Kuranmeali.org sitesinde 41 çeşit meal var. Mevzû ile alâkalı tüm mealleri buraya aktararak, konuyu şişirme niyetinde değilim. Anlatmak istediğim husûsa dâir birkaç örnek ile yetineceğim. Evvelâ, âyetin Arapçasını verelim. Kırmızı ile renklendirdiğim kısma dikkat lütfen !..

 

Ve câhidû fîllâhi hakka cihâdihî, huvectebâkum ve mâ ceale aleykum fîd dîni min haracin, millete ebîkum ibrâhîm(ibrâhîme), huve semmâkumul muslimîne min kablu ve fî hâzâ li yekûner resûlu şehîden aleykum ve tekûnû şuhedâe alân nâsi, fe ekîmûs salâte ve âtuz zekâte va’tesımû billâhi, huve mevlâkum, fe ni’mel mevlâ ve ni’men nasîr(nasîru).

 

Mealini de Yaşar Nuri Hocadan veriyorum.

Çünki; Hoca, gerçek bir İslam âlimi/düşünürü idi ve bilim nâmusuna sâhipti.

 

“Allah uğrunda O'na yaraşır bir gayretle didinin.
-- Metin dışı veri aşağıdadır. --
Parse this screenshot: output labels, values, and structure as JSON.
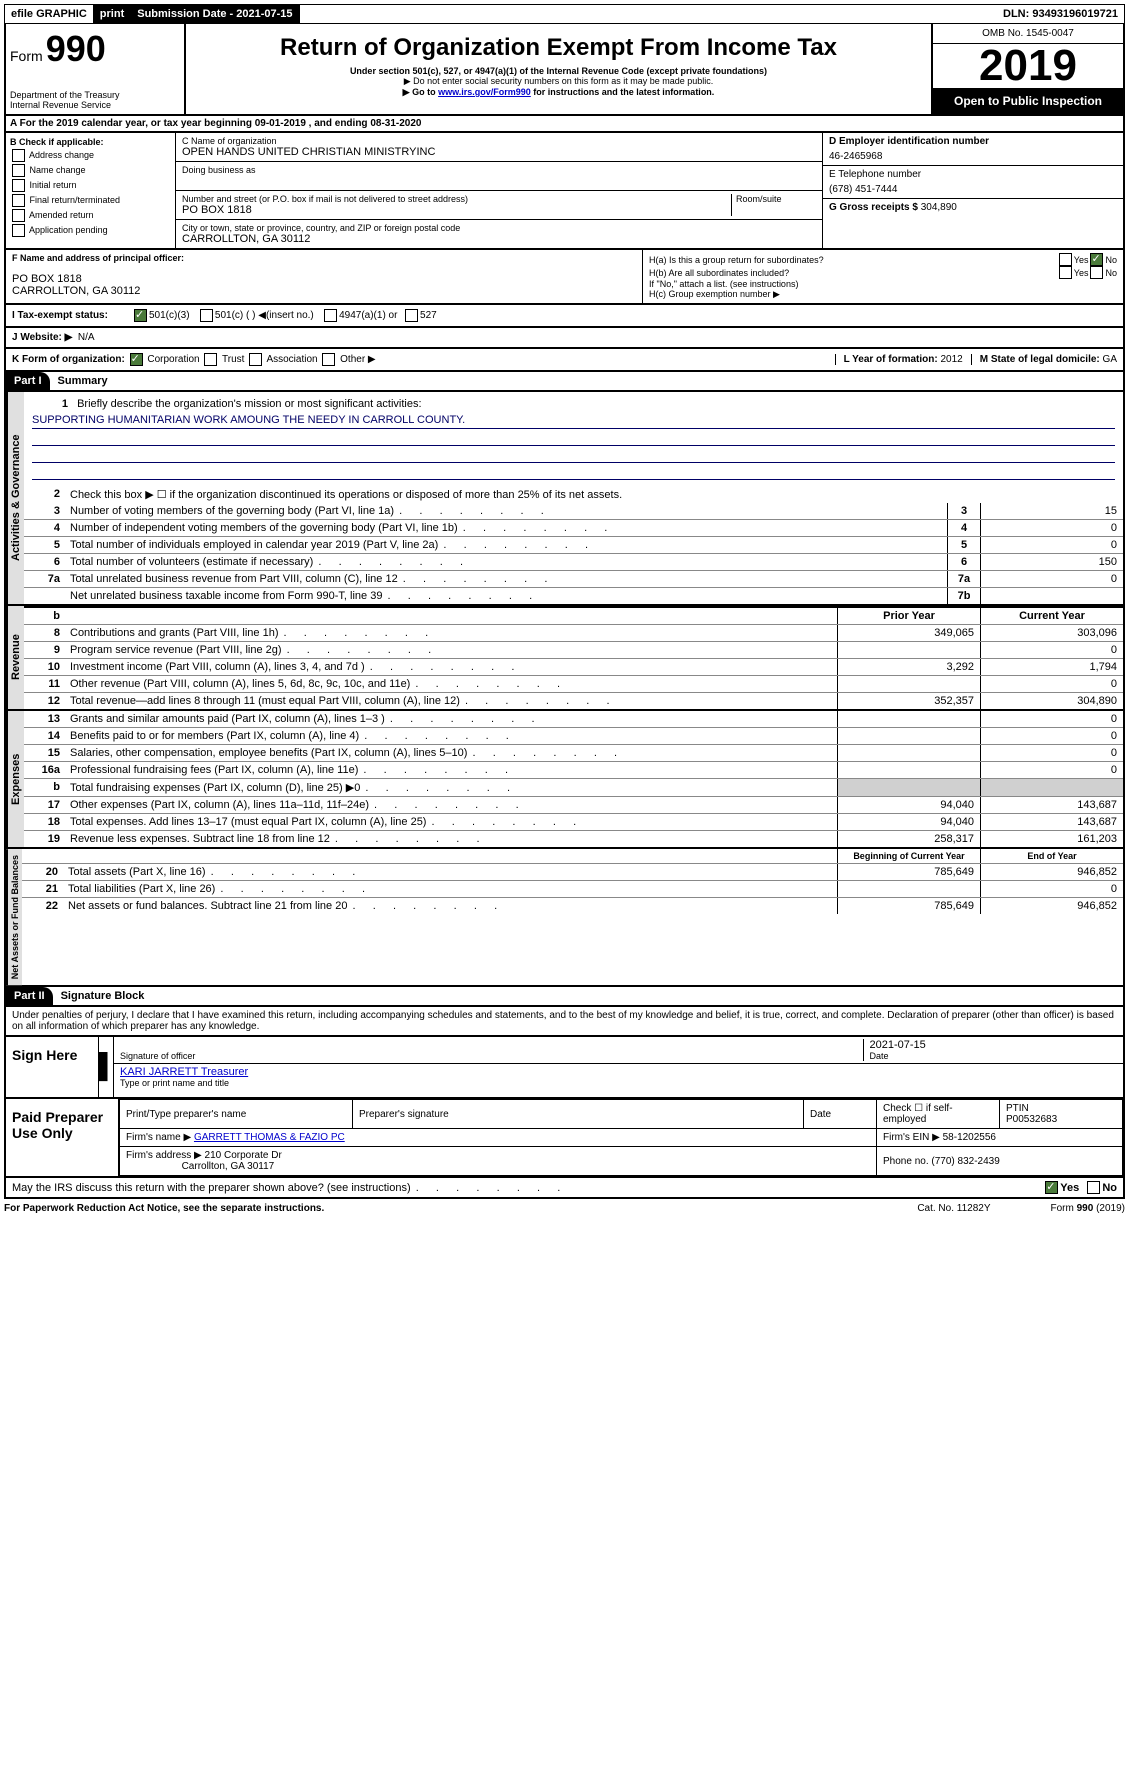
{
  "topbar": {
    "efile": "efile GRAPHIC",
    "print": "print",
    "sub_label": "Submission Date - 2021-07-15",
    "dln": "DLN: 93493196019721"
  },
  "header": {
    "form_word": "Form",
    "form_num": "990",
    "title": "Return of Organization Exempt From Income Tax",
    "subtitle": "Under section 501(c), 527, or 4947(a)(1) of the Internal Revenue Code (except private foundations)",
    "note1": "▶ Do not enter social security numbers on this form as it may be made public.",
    "note2_a": "▶ Go to ",
    "note2_link": "www.irs.gov/Form990",
    "note2_b": " for instructions and the latest information.",
    "dept": "Department of the Treasury",
    "irs": "Internal Revenue Service",
    "omb": "OMB No. 1545-0047",
    "year": "2019",
    "open": "Open to Public Inspection"
  },
  "rowA": "A For the 2019 calendar year, or tax year beginning 09-01-2019    , and ending 08-31-2020",
  "checkB": {
    "title": "B Check if applicable:",
    "items": [
      "Address change",
      "Name change",
      "Initial return",
      "Final return/terminated",
      "Amended return",
      "Application pending"
    ]
  },
  "org": {
    "name_label": "C Name of organization",
    "name": "OPEN HANDS UNITED CHRISTIAN MINISTRYINC",
    "dba_label": "Doing business as",
    "addr_label": "Number and street (or P.O. box if mail is not delivered to street address)",
    "room_label": "Room/suite",
    "addr": "PO BOX 1818",
    "city_label": "City or town, state or province, country, and ZIP or foreign postal code",
    "city": "CARROLLTON, GA  30112"
  },
  "rightD": {
    "ein_label": "D Employer identification number",
    "ein": "46-2465968",
    "phone_label": "E Telephone number",
    "phone": "(678) 451-7444",
    "gross_label": "G Gross receipts $ ",
    "gross": "304,890"
  },
  "sectionF": {
    "label": "F Name and address of principal officer:",
    "addr1": "PO BOX 1818",
    "addr2": "CARROLLTON, GA  30112"
  },
  "sectionH": {
    "ha": "H(a)  Is this a group return for subordinates?",
    "hb": "H(b)  Are all subordinates included?",
    "hb_note": "If \"No,\" attach a list. (see instructions)",
    "hc": "H(c)  Group exemption number ▶",
    "yes": "Yes",
    "no": "No"
  },
  "status": {
    "label": "I   Tax-exempt status:",
    "opt1": "501(c)(3)",
    "opt2": "501(c) (   ) ◀(insert no.)",
    "opt3": "4947(a)(1) or",
    "opt4": "527"
  },
  "website": {
    "label": "J   Website: ▶",
    "val": "N/A"
  },
  "korg": {
    "label": "K Form of organization:",
    "corp": "Corporation",
    "trust": "Trust",
    "assoc": "Association",
    "other": "Other ▶",
    "year_label": "L Year of formation: ",
    "year": "2012",
    "state_label": "M State of legal domicile: ",
    "state": "GA"
  },
  "part1": {
    "num": "Part I",
    "title": "Summary"
  },
  "governance": {
    "label": "Activities & Governance",
    "l1": "Briefly describe the organization's mission or most significant activities:",
    "l1v": "SUPPORTING HUMANITARIAN WORK AMOUNG THE NEEDY IN CARROLL COUNTY.",
    "l2": "Check this box ▶ ☐  if the organization discontinued its operations or disposed of more than 25% of its net assets.",
    "lines": [
      {
        "n": "3",
        "t": "Number of voting members of the governing body (Part VI, line 1a)",
        "b": "3",
        "v": "15"
      },
      {
        "n": "4",
        "t": "Number of independent voting members of the governing body (Part VI, line 1b)",
        "b": "4",
        "v": "0"
      },
      {
        "n": "5",
        "t": "Total number of individuals employed in calendar year 2019 (Part V, line 2a)",
        "b": "5",
        "v": "0"
      },
      {
        "n": "6",
        "t": "Total number of volunteers (estimate if necessary)",
        "b": "6",
        "v": "150"
      },
      {
        "n": "7a",
        "t": "Total unrelated business revenue from Part VIII, column (C), line 12",
        "b": "7a",
        "v": "0"
      },
      {
        "n": "",
        "t": "Net unrelated business taxable income from Form 990-T, line 39",
        "b": "7b",
        "v": ""
      }
    ]
  },
  "revenue": {
    "label": "Revenue",
    "h1": "Prior Year",
    "h2": "Current Year",
    "lines": [
      {
        "n": "8",
        "t": "Contributions and grants (Part VIII, line 1h)",
        "p": "349,065",
        "c": "303,096"
      },
      {
        "n": "9",
        "t": "Program service revenue (Part VIII, line 2g)",
        "p": "",
        "c": "0"
      },
      {
        "n": "10",
        "t": "Investment income (Part VIII, column (A), lines 3, 4, and 7d )",
        "p": "3,292",
        "c": "1,794"
      },
      {
        "n": "11",
        "t": "Other revenue (Part VIII, column (A), lines 5, 6d, 8c, 9c, 10c, and 11e)",
        "p": "",
        "c": "0"
      },
      {
        "n": "12",
        "t": "Total revenue—add lines 8 through 11 (must equal Part VIII, column (A), line 12)",
        "p": "352,357",
        "c": "304,890"
      }
    ]
  },
  "expenses": {
    "label": "Expenses",
    "lines": [
      {
        "n": "13",
        "t": "Grants and similar amounts paid (Part IX, column (A), lines 1–3 )",
        "p": "",
        "c": "0"
      },
      {
        "n": "14",
        "t": "Benefits paid to or for members (Part IX, column (A), line 4)",
        "p": "",
        "c": "0"
      },
      {
        "n": "15",
        "t": "Salaries, other compensation, employee benefits (Part IX, column (A), lines 5–10)",
        "p": "",
        "c": "0"
      },
      {
        "n": "16a",
        "t": "Professional fundraising fees (Part IX, column (A), line 11e)",
        "p": "",
        "c": "0"
      },
      {
        "n": "b",
        "t": "Total fundraising expenses (Part IX, column (D), line 25) ▶0",
        "p": "shaded",
        "c": "shaded"
      },
      {
        "n": "17",
        "t": "Other expenses (Part IX, column (A), lines 11a–11d, 11f–24e)",
        "p": "94,040",
        "c": "143,687"
      },
      {
        "n": "18",
        "t": "Total expenses. Add lines 13–17 (must equal Part IX, column (A), line 25)",
        "p": "94,040",
        "c": "143,687"
      },
      {
        "n": "19",
        "t": "Revenue less expenses. Subtract line 18 from line 12",
        "p": "258,317",
        "c": "161,203"
      }
    ]
  },
  "netassets": {
    "label": "Net Assets or Fund Balances",
    "h1": "Beginning of Current Year",
    "h2": "End of Year",
    "lines": [
      {
        "n": "20",
        "t": "Total assets (Part X, line 16)",
        "p": "785,649",
        "c": "946,852"
      },
      {
        "n": "21",
        "t": "Total liabilities (Part X, line 26)",
        "p": "",
        "c": "0"
      },
      {
        "n": "22",
        "t": "Net assets or fund balances. Subtract line 21 from line 20",
        "p": "785,649",
        "c": "946,852"
      }
    ]
  },
  "part2": {
    "num": "Part II",
    "title": "Signature Block"
  },
  "perjury": "Under penalties of perjury, I declare that I have examined this return, including accompanying schedules and statements, and to the best of my knowledge and belief, it is true, correct, and complete. Declaration of preparer (other than officer) is based on all information of which preparer has any knowledge.",
  "sign": {
    "label": "Sign Here",
    "sig_officer": "Signature of officer",
    "date": "2021-07-15",
    "date_label": "Date",
    "name": "KARI JARRETT Treasurer",
    "name_label": "Type or print name and title"
  },
  "paid": {
    "label": "Paid Preparer Use Only",
    "h1": "Print/Type preparer's name",
    "h2": "Preparer's signature",
    "h3": "Date",
    "check_label": "Check ☐ if self-employed",
    "ptin_label": "PTIN",
    "ptin": "P00532683",
    "firm_label": "Firm's name    ▶",
    "firm": "GARRETT THOMAS & FAZIO PC",
    "ein_label": "Firm's EIN ▶",
    "ein": "58-1202556",
    "addr_label": "Firm's address ▶",
    "addr1": "210 Corporate Dr",
    "addr2": "Carrollton, GA  30117",
    "phone_label": "Phone no.",
    "phone": "(770) 832-2439"
  },
  "discuss": "May the IRS discuss this return with the preparer shown above? (see instructions)",
  "footer": {
    "pra": "For Paperwork Reduction Act Notice, see the separate instructions.",
    "cat": "Cat. No. 11282Y",
    "form": "Form 990 (2019)"
  }
}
O sizi seçmiş ve dinde size hiçbir güçlük çıkarmamıştır. Babanız İbrahim'in milletini esas alın. Allah sizi, önceden de şu Kitap'ta da "Müslümanlar/Allah'a teslim olanlar" diye adlandırdı ki, resul sizin üzerinize bir tanık olsun, siz de insanlar üzerine tanıklar olasınız. O halde namazı kılın, zekâtı verin ve Allah'a sarılın. O'dur sizin Mevlâ'nız. Ne güzel Mevlâ'dır O, ne güzel yardımcıdır O!”

 

Türkiye Cumhuriyeti Devletinin ilk dönem diyânet işleri başkanlarından Ömer Nasûhi Bilmen Hoca da çeviriyi benzer şekilde yapmış:

 

“Ve Allah yolunda bihakkın cihad ile mücâhedede bulununuz. O sizi intihab etti ve sizin üzerinize dinde hiçbir güçlük kılmadı. Babanız İbrahim'in milleti gibi. O bundan evvel size müslümanlar ismini vermişti ve bunda da. Tâ ki Resûl sizin üzerinize şahit olsun ve siz de nâs üzerine şahitler olasınız. Artık namazı ikame ediniz ve zekâtı veriniz ve Allah'a sığının. O sizin mevlânızdır. İşte ne güzel mevlâ, ve ne güzel yardımcı”

 

Diğer bütün meeallerde, “atanız” ya da “Babanız İbrahim’in dinine uyun” çevirisi var. Halbuki âyette İbrahim’in dini denmiyor. “millete ebîkum: İbrâhîm/İbrahim Milletinden bahsolunuyor. Bu neden önemli ? Çünki; biz biliyoruz ki kendilerine “hanif” denilen ve İbrahimin yolundan gittikleri söylenen insanlar yaşıyordu Mekkede. Bunların “müşrik” olarak vasıflandırlan insanlardan ayrılan en mühim özellikleri, putlara itibar etmemeleriydi. Yoksa, din olarak aralarında esaslı bir fark bulunmuyordu. Araplar; yılda bir ay – Recep ayı – oruç tutar, yine ylda bir kez Hacceder, zekât verir ve namaz kılarlardı. Mescidleri vardı. Mescid, zâten “secde dilen yer” demektir. İlgili âyette “Size hiçbir zorluk yüklemedi” denip, örnek olarak da “İbrahim Milleti”nin gösterilmesine bakarsak İslâm Peygamberinin dinsel ritüeller anlamında yeni ve farklı bir şey getirmediğini kolayca anlarız. Âyetten bu çıkıyor zaten.

 

Yoksa, İslâmı hiç tanımamış biri için günde beş vakit namaz kılmak, senede bir ay oruç tutmak kolay işler değil.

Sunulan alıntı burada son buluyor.